Vom Schilfrohrsänger bis zum Baumaterial
Schon seit Jahrhunderten nutzt der Mensch das Schilfrohr (Phragmites australis). Abgemähte Pflanzen wurden lange Zeit als Einstreu für das Vieh in den Ställen verwendet. Im Jahr 2014 wurde die Reetdachdeckerei in Mecklenburg-Vorpommern zum immateriellen Kulturerbe der UNESCO ernannt.
Das Schilfrohr ist ein Süßgras und eine typische Sumpfpflanze. Bis zu zwei Meter tiefes Wasser kann die Pflanze tolerieren. Betrachtet man den Stängel, die sogenannte Sprossachse des Schilfrohrs, fallen direkt die Anpassungen an den nassen, manchmal sumpfigen Wuchsort auf: Der Stängel ist hohl, dadurch findet eine Belüftung der Wurzeln statt, obwohl diese im Wasser stehen. An den einzelnen Halmen sind die Blattansätze zudem mit einem Haarkranz ausgestattet, der verhindert, dass bei höherem Wasserstand Wasser in den hohlen Stängel fließen kann. Außerdem sind Blattansätze und Halm nicht fest miteinander verwachsen, sondern beweglich, dadurch kann sich das Schilf im Wind mitbewegen und wird nicht abgeknickt.
Winterstürme verteilen dann die Samen des Schilfrohrs, die in den langen Rispen am Ende des Sprosses stehen. Neben dieser Art der Vermehrung verbreitet sich das Schilfrohr auch sehr effektiv über bis zu 20 Meter lange bodennahe Ausläufer. Dadurch bilden sich schnell dichte Bestände.

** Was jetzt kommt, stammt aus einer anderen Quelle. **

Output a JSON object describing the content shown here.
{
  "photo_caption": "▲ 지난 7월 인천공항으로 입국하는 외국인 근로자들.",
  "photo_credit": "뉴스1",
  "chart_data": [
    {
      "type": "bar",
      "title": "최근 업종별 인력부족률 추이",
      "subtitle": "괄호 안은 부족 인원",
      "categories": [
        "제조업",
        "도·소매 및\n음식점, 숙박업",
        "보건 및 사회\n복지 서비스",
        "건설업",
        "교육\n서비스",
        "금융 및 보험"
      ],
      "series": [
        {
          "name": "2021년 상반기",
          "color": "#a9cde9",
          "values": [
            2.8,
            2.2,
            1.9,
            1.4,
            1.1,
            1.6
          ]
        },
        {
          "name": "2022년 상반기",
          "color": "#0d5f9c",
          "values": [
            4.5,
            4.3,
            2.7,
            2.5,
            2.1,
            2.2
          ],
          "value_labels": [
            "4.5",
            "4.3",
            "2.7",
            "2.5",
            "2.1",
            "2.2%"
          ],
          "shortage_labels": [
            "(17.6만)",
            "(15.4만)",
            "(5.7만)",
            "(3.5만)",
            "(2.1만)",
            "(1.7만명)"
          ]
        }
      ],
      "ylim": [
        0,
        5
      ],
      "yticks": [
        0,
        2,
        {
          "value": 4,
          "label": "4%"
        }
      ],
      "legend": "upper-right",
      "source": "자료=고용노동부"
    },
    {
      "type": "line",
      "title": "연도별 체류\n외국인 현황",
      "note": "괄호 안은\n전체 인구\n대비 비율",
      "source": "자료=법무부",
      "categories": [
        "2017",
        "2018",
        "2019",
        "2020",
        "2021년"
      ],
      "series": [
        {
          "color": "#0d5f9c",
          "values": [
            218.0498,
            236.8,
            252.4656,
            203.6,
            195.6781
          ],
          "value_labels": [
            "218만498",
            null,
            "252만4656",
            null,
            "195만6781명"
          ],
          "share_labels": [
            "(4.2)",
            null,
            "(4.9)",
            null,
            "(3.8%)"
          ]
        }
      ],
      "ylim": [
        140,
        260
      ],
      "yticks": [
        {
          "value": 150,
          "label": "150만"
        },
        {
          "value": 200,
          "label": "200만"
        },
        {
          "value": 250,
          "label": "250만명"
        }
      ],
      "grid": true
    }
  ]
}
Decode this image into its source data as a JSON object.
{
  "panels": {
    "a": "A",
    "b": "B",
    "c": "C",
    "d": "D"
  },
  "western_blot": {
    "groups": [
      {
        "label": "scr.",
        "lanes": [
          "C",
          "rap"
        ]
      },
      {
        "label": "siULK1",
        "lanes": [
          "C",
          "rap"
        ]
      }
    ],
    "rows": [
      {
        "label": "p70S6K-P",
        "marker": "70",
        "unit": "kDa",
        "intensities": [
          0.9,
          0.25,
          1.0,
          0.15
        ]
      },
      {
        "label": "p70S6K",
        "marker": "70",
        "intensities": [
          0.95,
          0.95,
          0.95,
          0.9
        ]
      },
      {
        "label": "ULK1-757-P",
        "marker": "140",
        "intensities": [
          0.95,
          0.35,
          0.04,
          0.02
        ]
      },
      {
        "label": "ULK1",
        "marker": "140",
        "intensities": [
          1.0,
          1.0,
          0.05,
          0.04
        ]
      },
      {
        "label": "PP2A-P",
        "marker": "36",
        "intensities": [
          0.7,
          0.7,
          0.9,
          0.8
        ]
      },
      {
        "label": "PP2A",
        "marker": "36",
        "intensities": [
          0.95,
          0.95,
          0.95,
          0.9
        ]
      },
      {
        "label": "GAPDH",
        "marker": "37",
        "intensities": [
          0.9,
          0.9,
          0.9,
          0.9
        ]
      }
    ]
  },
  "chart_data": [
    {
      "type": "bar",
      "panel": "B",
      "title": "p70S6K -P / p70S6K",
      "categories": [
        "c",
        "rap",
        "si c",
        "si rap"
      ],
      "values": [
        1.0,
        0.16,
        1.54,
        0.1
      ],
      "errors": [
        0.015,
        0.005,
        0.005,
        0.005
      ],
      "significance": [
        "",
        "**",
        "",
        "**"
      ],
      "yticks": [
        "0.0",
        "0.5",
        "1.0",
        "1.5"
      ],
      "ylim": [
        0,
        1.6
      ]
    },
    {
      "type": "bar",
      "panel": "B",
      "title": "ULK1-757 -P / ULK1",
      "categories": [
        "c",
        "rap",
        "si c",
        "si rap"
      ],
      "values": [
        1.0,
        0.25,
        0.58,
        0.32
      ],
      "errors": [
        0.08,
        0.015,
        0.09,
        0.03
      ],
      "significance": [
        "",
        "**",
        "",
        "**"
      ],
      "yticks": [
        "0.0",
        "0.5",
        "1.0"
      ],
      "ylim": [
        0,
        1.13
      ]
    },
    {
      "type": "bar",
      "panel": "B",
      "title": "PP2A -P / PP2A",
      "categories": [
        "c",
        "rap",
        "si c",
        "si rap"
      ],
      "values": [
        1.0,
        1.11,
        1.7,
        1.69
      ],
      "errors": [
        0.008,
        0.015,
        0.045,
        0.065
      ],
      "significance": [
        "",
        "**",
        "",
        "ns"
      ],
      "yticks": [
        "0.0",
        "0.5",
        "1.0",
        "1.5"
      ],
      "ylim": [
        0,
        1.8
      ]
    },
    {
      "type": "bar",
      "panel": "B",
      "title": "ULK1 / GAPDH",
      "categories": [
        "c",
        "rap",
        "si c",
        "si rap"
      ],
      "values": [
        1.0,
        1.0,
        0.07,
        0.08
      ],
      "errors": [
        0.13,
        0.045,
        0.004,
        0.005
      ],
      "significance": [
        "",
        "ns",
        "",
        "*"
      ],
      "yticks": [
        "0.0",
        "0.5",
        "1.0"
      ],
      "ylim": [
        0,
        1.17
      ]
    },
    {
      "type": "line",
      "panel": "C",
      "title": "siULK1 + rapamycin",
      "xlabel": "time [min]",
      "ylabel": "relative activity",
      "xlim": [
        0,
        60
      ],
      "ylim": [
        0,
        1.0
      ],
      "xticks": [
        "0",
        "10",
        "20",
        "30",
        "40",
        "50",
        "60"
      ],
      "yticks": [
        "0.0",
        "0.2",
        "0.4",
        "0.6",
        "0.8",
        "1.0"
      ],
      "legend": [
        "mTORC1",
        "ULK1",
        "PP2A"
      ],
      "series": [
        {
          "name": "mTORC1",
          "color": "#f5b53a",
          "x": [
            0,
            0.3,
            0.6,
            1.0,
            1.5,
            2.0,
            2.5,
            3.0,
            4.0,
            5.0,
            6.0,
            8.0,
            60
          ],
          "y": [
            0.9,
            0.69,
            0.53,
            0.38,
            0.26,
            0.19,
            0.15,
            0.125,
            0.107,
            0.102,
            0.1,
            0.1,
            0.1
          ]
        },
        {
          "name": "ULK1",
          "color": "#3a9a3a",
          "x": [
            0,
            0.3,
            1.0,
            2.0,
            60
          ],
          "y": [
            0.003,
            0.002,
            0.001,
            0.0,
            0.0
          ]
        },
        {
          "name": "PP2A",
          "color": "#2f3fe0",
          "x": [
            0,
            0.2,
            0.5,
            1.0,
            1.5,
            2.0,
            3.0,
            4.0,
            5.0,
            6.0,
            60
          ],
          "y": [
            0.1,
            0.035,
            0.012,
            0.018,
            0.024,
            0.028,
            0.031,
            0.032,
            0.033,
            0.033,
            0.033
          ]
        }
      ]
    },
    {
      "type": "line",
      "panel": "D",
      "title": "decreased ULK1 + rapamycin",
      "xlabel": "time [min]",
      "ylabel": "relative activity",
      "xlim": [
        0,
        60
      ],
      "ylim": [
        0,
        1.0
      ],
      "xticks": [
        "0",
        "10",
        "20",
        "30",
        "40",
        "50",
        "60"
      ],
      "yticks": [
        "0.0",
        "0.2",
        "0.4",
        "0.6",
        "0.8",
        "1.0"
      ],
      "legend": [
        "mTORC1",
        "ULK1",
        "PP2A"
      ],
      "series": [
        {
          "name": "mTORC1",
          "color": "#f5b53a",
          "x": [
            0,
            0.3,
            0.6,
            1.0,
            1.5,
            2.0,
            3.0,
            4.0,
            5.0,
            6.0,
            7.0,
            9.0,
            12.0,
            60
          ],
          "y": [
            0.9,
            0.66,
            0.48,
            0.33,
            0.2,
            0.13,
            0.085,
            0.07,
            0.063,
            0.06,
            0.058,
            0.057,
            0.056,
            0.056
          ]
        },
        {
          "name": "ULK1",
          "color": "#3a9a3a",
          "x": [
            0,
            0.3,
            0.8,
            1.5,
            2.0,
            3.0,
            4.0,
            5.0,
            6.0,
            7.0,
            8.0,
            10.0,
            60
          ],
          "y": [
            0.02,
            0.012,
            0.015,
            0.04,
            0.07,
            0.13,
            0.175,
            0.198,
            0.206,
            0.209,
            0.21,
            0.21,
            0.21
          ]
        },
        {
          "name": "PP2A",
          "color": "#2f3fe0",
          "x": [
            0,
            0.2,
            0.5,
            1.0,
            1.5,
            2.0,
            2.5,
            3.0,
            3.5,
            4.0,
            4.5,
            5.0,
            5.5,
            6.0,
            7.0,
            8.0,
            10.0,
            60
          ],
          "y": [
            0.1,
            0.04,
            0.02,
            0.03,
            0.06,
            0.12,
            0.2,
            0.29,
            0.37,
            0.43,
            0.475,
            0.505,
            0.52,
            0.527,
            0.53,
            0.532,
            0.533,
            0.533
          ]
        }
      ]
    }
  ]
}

Ein idealer Lebensraum für viele Insekten und Vogelarten
Das Schilf bietet vielen Vogelarten Schutz vor Feinden, beherbergt proteinreiches Krabbeltierchen und liefert einen ungestörten Brutplatz. Vielerorts kann man beispielsweise den lebhaften, laut schwatzenden Schilfrohrsänger zwischen den Halmen entdecken. Für Pflanzenarten sind diese Monokulturbestände des Schilfrohrs nicht ganz so optimal. Durch das schnell wüchsige Schilf bleibt wenig Licht und Platz für andere Pflanzenarten.
Schilfrohr als Baustoff
Wir Menschen nutzen das Schilf auf vielfältige Art und Weise, eine besondere Bedeutung hat es als Naturbaustoff. Das Weben von getrocknetem Schilfrohr war früher weit verbreitet, man fertigte Matten als Windschutz, zur Beschattung und Wärmedämmung. Heute gibt es in Deutschland nur noch eine einzige Schilfrohrweberei, diese befindet sich in Brandenburg. Im Bauwesen nimmt es aktuell wieder an Bedeutung zu, da es langsam verrottet, sehr stabil ist und durch die eingelagerte Kieselsäure zudem auch noch brandhemmend ist.
Interessant ist, wie lange Schilf schon als Naturbaustoff verwendet wird. Bereits frühe Pfahlbauten bei uns in Deutschland, die um 4000 v. Chr. entstanden, waren mit Reetdächern gedeckt. Außerdem gibt es Hinweise darauf, dass schon die alten Ägypter Schilfstängel als Schreibrohr nutzten und auch andere Nutzungen für das stabile Süßgras kannten.